Now suppose $y\in(-1,1)$, then $\left[y=x/\sqrt{x^2+1}\right] \Rightarrow \left[y\sqrt{x^2+1}=x\right]\Rightarrow \left[y^2(x^2+1)=x^2 \right]\Rightarrow \left[x^2 y^2+y^2=x^2 \right]\Rightarrow \left[y^2=x^2-x^2y^2 \right]\Rightarrow \left[y^2=x^2(1-y^2)\right]\Rightarrow \left[y^2/(1-y^2)=x^2\right] \Rightarrow \left[\pm\sqrt{y^2/(1-y^2)}=x\right]$
This implies $\left[y^2,1-y^2>0\right] \lor \left[y^2,1-y^2<0 \right]$. Hence [$y^2>0$ and $y^2<1$] or [$y^2<0$ and $y^2>1$]. Hence [$y=0$ and $-1<y<1$] or [$y=0$ and $y>1$ and $y<-1$]. Hence $-1<y<1$. Therefore the $\text{Rng}(f)=(-1,1)$. Hence $f$ is onto $(-1,1)$.
Hence since $f$ is one-to-one and onto $(-1,1)$, f is a bijection onto $(-1,1)$.
I should point out that my first pass at this problem had an algebraic flaw that caused me to believe that the domain of $f$ had to be $(-1,1).$ It was only after seeing zwim's answer, and re-checking my math that I saw and corrected my error.
First see comments following the question.
This is how I would approach it:
Let $\displaystyle f(x) = x/\sqrt{x^2 + 1}.$
Suppose $\displaystyle f(x_1) = f(x_2)$, with $x_1 \neq 0 \neq x_2$.

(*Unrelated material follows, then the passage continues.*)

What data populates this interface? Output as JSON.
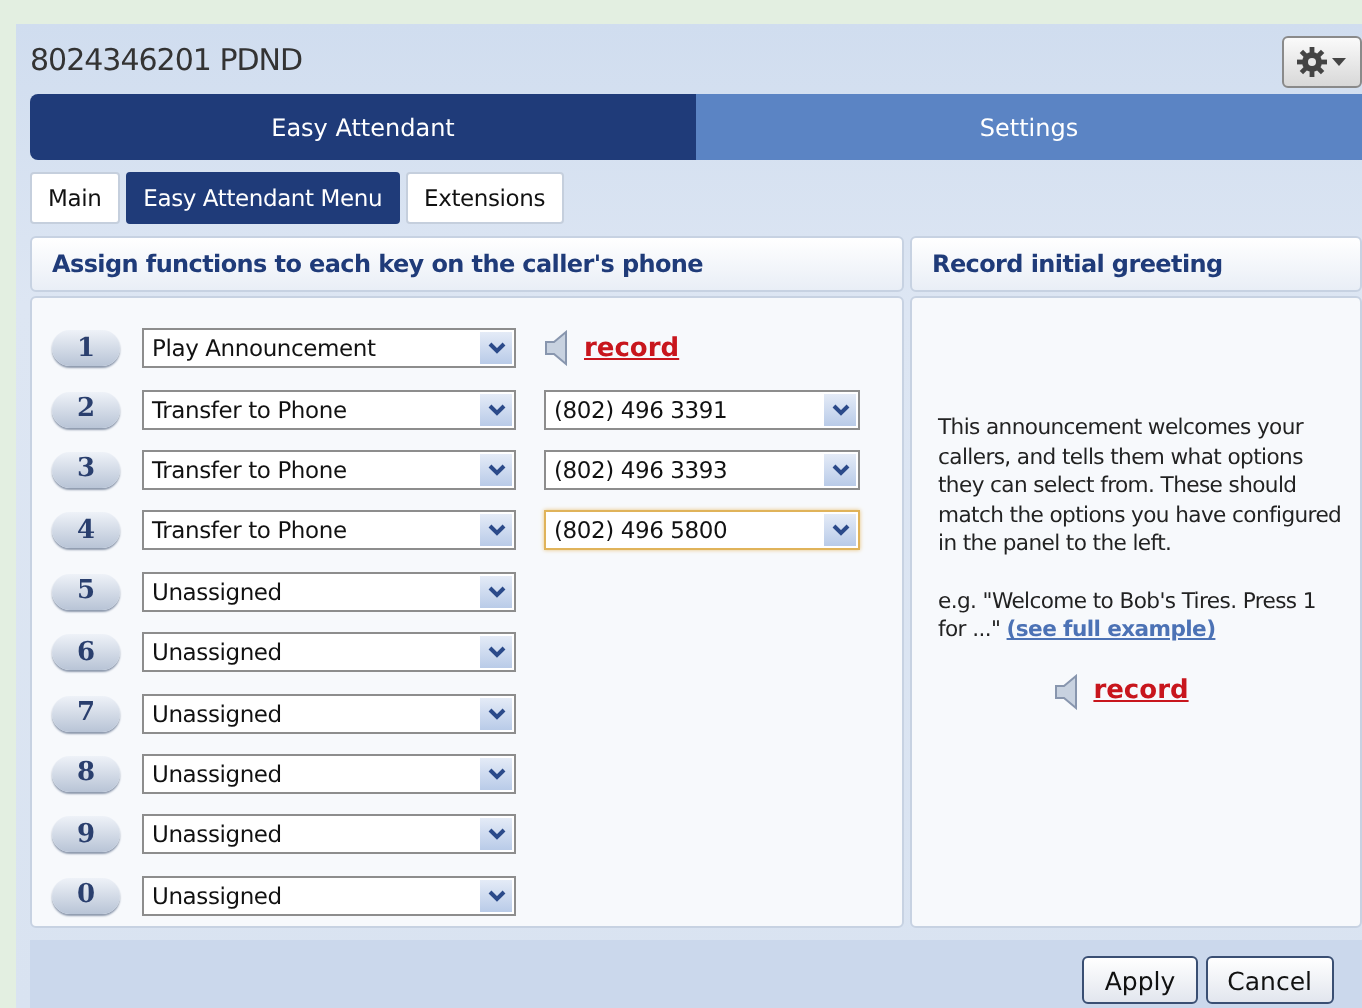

Then $\displaystyle x_1/\sqrt{x_1^2 + 1} = x_2/\sqrt{x_2^2 + 1}.$
This implies that $\displaystyle x_1\sqrt{x_2^2 + 1} = x_2\sqrt{x_1^2 + 1}.$
Squaring both sides implies that $\displaystyle (x_1)^2(x_2^2 + 1) = (x_2)^2(x_1^2 + 1).$
This implies that $\displaystyle (x_1)^2 = (x_2)^2.$
Therefore, either $x_1 = x_2$ or $x_1 = -x_2.$
Suppose $x_1 = -x_2$.
This would imply that $f(x_1) = - f(x_2)$ which violates the assumption that $f(x_1) = f(x_2).$
Therefore, $f(x_1) = f(x_2)$ does imply that $x_1 = x_2,$
when $x_1 \neq 0 \neq x_2.$
Suppose that $x_1 = 0$ and $f(x_1) = f(x_2)$.
Then $f(x_2) = 0 \implies x_2 = 0.$
Therefore, $f(x)$ is 1-1.
To prove onto (i.e. a surjection), given -1 < y < 1, you want to find $x$ such that $f(x) = y$.
This means that you are looking for $x$ such that
$\displaystyle x/\sqrt{x^2 + 1} = y \implies$
$x^2/(x^2 + 1) = y^2 \implies$
$x^2 = y^2(x^2 + 1) \implies$
$(x^2)(1 - y^2) = y^2 \implies$
$x^2 = \frac{y^2}{1 - y^2}.$
So, a reasonable candidate value for $x$, in order to satisfy $f(x) = y$ would be
$\displaystyle x = \frac{y}{\sqrt{1 - y^2}}$.
In order to verify that the above specification works, you have to consider
$\displaystyle f(x) = \frac{\frac{y}{\sqrt{1 - y^2}}}{\sqrt{1 + \frac{y^2}{1 - y^2}}} = \frac{\frac{y}{\sqrt{1 - y^2}}}{\sqrt{\frac{1}{1-y^2}}} = y.$
Therefore, the candidate specification for $x$ above, causes $f(x) = y.$
Therefore $f(x)$ is onto.
Finally, after examining zwim's answer, I verified that for any $x \in \Bbb{R}$, $f(x) \in (-1,1).$
Therefore, $f(x)$ is both onto and 1-1, so $f(x)$ is a bijection.